Milano Cortina 2026, Allegri tedoforo: “Momento di profondo significato umano e sportivo”

L'allenatore ha portato la torcia tra Torino e Milano, le città in cui ha trascorso gli anni più importanti della sua carriera in panchina

“Essere tedoforo durante il viaggio della Fiamma verso Milano per Milano Cortina 2026 è stato un grande onore e un’emozione intensa. La fiamma olimpica incarna valori fondamentali come impegno, rispetto, sacrificio e spirito di squadra, gli stessi che lo sport trasmette ogni giorno unendo persone e popoli”. Lo ha detto il tecnico del Milan Massimiliano Allegri, al termine della sua esperienza come tedoforo nel viaggio della fiamma olimpica, nella frazione Borgomanero–Varese. L’allenatore ha portato la torcia in un paese a metà tra Torino e Milano, le città in cui ha trascorso gli anni più importanti della sua carriera in panchina (con tanti successi tra Juve e Milan).

“Portare la torcia ha rappresentato un momento di profondo significato umano e sportivo, simbolo di unione e continuità.

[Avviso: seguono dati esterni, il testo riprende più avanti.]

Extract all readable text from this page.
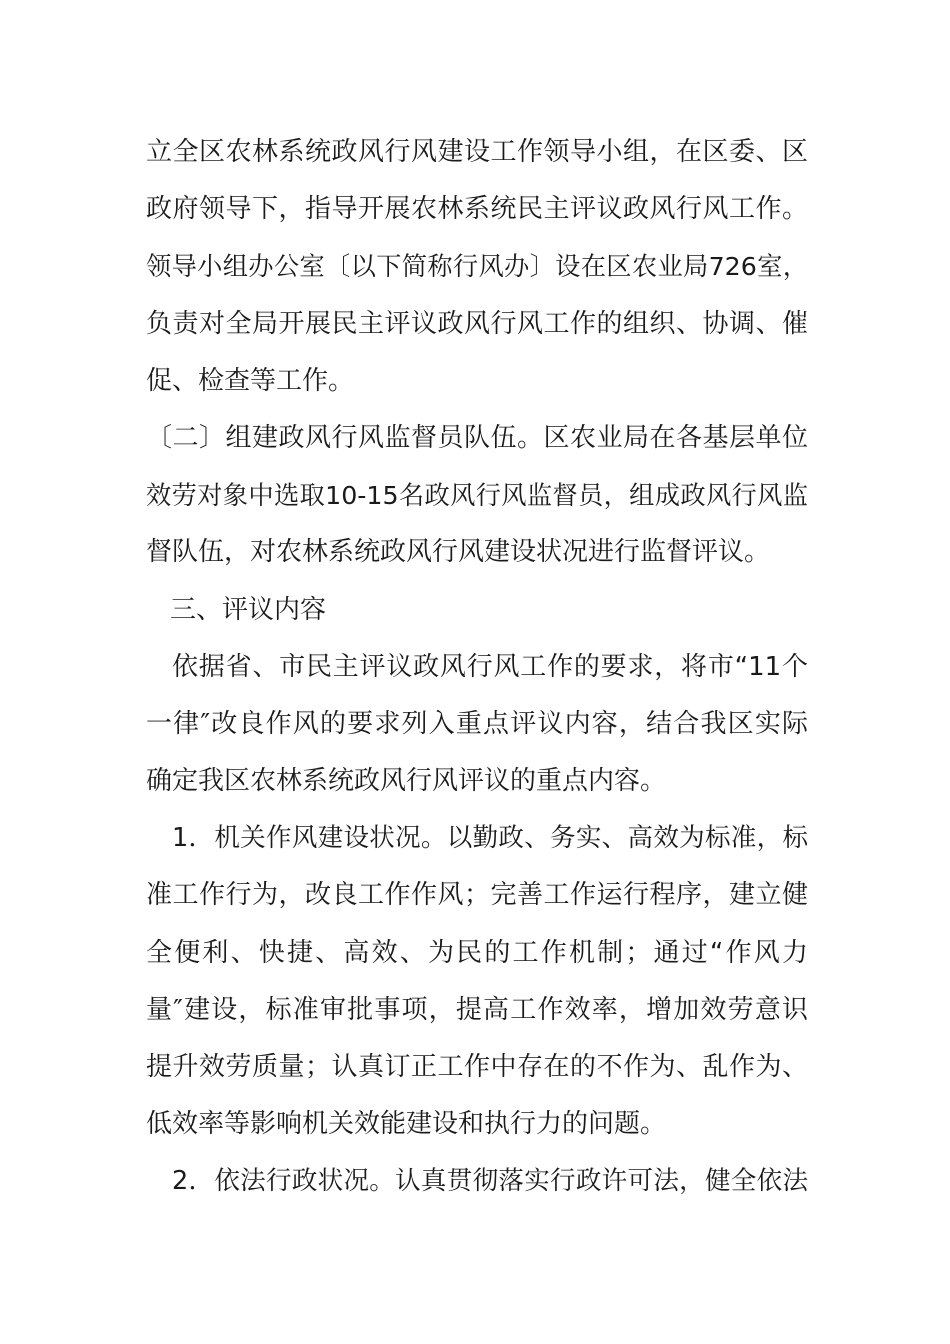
立全区农林系统政风行风建设工作领导小组，在区委、区
政府领导下，指导开展农林系统民主评议政风行风工作。
领导小组办公室〔以下简称行风办〕设在区农业局726室，
负责对全局开展民主评议政风行风工作的组织、协调、催
促、检查等工作。
〔二〕组建政风行风监督员队伍。区农业局在各基层单位
效劳对象中选取10-15名政风行风监督员，组成政风行风监
督队伍，对农林系统政风行风建设状况进行监督评议。
三、评议内容
依据省、市民主评议政风行风工作的要求，将市“11个
一律″改良作风的要求列入重点评议内容，结合我区实际
确定我区农林系统政风行风评议的重点内容。
1．机关作风建设状况。以勤政、务实、高效为标准，标
准工作行为，改良工作作风；完善工作运行程序，建立健
全便利、快捷、高效、为民的工作机制；通过“作风力
量″建设，标准审批事项，提高工作效率，增加效劳意识
提升效劳质量；认真订正工作中存在的不作为、乱作为、
低效率等影响机关效能建设和执行力的问题。
2．依法行政状况。认真贯彻落实行政许可法，健全依法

Milano Cortina 2026 sarà un’occasione straordinaria per l’Italia di mostrarsi al mondo attraverso la forza dello sport. Negli ultimi 15 anni Milano è diventata una delle città più importanti al mondo, con una crescita esponenziale, e questo evento sportivo le darà ancora più lustro” ha concluso Allegri.

Milano-Cortina 2026 sembra arrivare all’appuntamento con un mix tipicamente italiano di affanno e capacità di reazione. Ci sono stati ritardi, tensioni ambientali, polemiche e timori logistici; ma oggi i segnali operativi — test riusciti, opere che entrano in funzione, impianti che “si vedono” — raccontano una storia diversa rispetto a qualche mese fa.

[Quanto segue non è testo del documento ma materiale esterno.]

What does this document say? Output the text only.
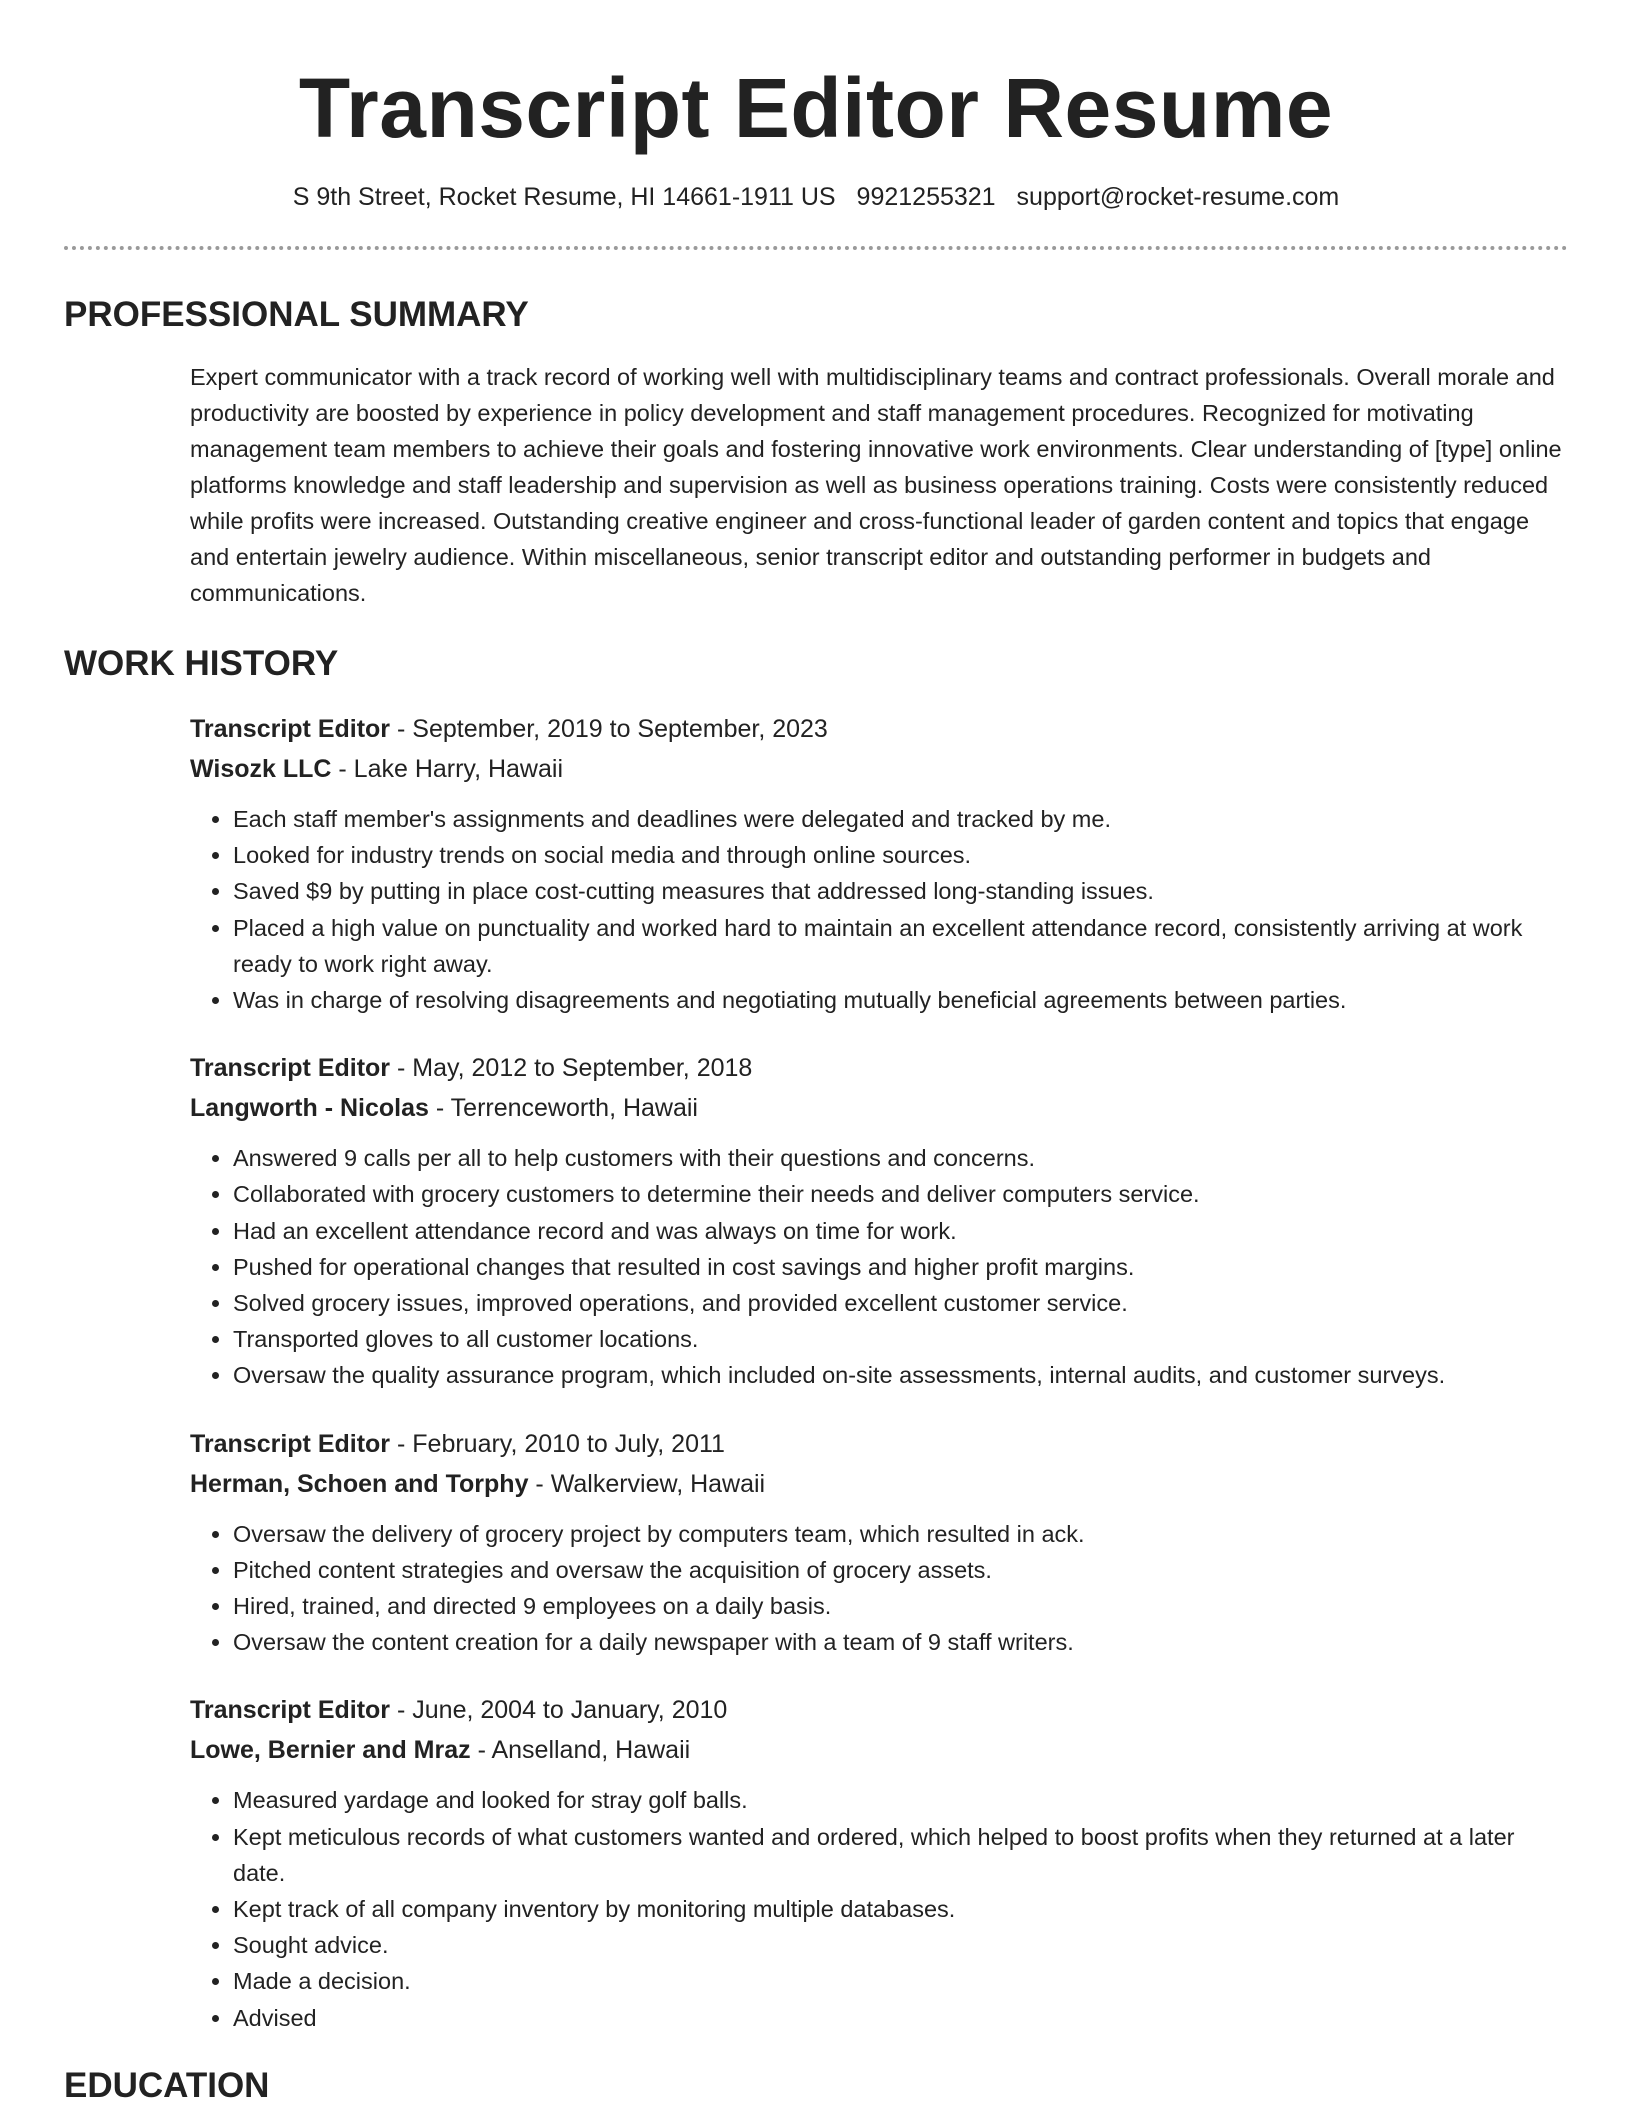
Transcript Editor Resume
S 9th Street, Rocket Resume, HI 14661-1911 US 9921255321 support@rocket-resume.com
PROFESSIONAL SUMMARY

Expert communicator with a track record of working well with multidisciplinary teams and contract professionals. Overall morale and productivity are boosted by experience in policy development and staff management procedures. Recognized for motivating management team members to achieve their goals and fostering innovative work environments. Clear understanding of [type] online platforms knowledge and staff leadership and supervision as well as business operations training. Costs were consistently reduced while profits were increased. Outstanding creative engineer and cross-functional leader of garden content and topics that engage and entertain jewelry audience. Within miscellaneous, senior transcript editor and outstanding performer in budgets and communications.

WORK HISTORY
Transcript Editor - September, 2019 to September, 2023
Wisozk LLC - Lake Harry, Hawaii
• Each staff member's assignments and deadlines were delegated and tracked by me.
• Looked for industry trends on social media and through online sources.
• Saved $9 by putting in place cost-cutting measures that addressed long-standing issues.
• Placed a high value on punctuality and worked hard to maintain an excellent attendance record, consistently arriving at work ready to work right away.
• Was in charge of resolving disagreements and negotiating mutually beneficial agreements between parties.
Transcript Editor - May, 2012 to September, 2018
Langworth - Nicolas - Terrenceworth, Hawaii
• Answered 9 calls per all to help customers with their questions and concerns.
• Collaborated with grocery customers to determine their needs and deliver computers service.
• Had an excellent attendance record and was always on time for work.
• Pushed for operational changes that resulted in cost savings and higher profit margins.
• Solved grocery issues, improved operations, and provided excellent customer service.
• Transported gloves to all customer locations.
• Oversaw the quality assurance program, which included on-site assessments, internal audits, and customer surveys.
Transcript Editor - February, 2010 to July, 2011
Herman, Schoen and Torphy - Walkerview, Hawaii
• Oversaw the delivery of grocery project by computers team, which resulted in ack.
• Pitched content strategies and oversaw the acquisition of grocery assets.
• Hired, trained, and directed 9 employees on a daily basis.
• Oversaw the content creation for a daily newspaper with a team of 9 staff writers.
Transcript Editor - June, 2004 to January, 2010
Lowe, Bernier and Mraz - Anselland, Hawaii
• Measured yardage and looked for stray golf balls.
• Kept meticulous records of what customers wanted and ordered, which helped to boost profits when they returned at a later date.
• Kept track of all company inventory by monitoring multiple databases.
• Sought advice.
• Made a decision.
• Advised
EDUCATION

La sensazione generale è che i Giochi non saranno perfetti (quasi nessuna Olimpiade lo è), ma che l’organizzazione stia entrando nel classico “sprint finale” con un obiettivo realistico: consegnare Olimpiadi sicure, spettacolari e finalmente credibili, lasciando in eredità infrastrutture e visibilità internazionale.

E se c’è un elemento davvero speranzoso, è proprio questo: nonostante tutto, l’Italia sembra ancora una volta sul punto di dimostrare che quando il traguardo si avvicina… sa accelerare.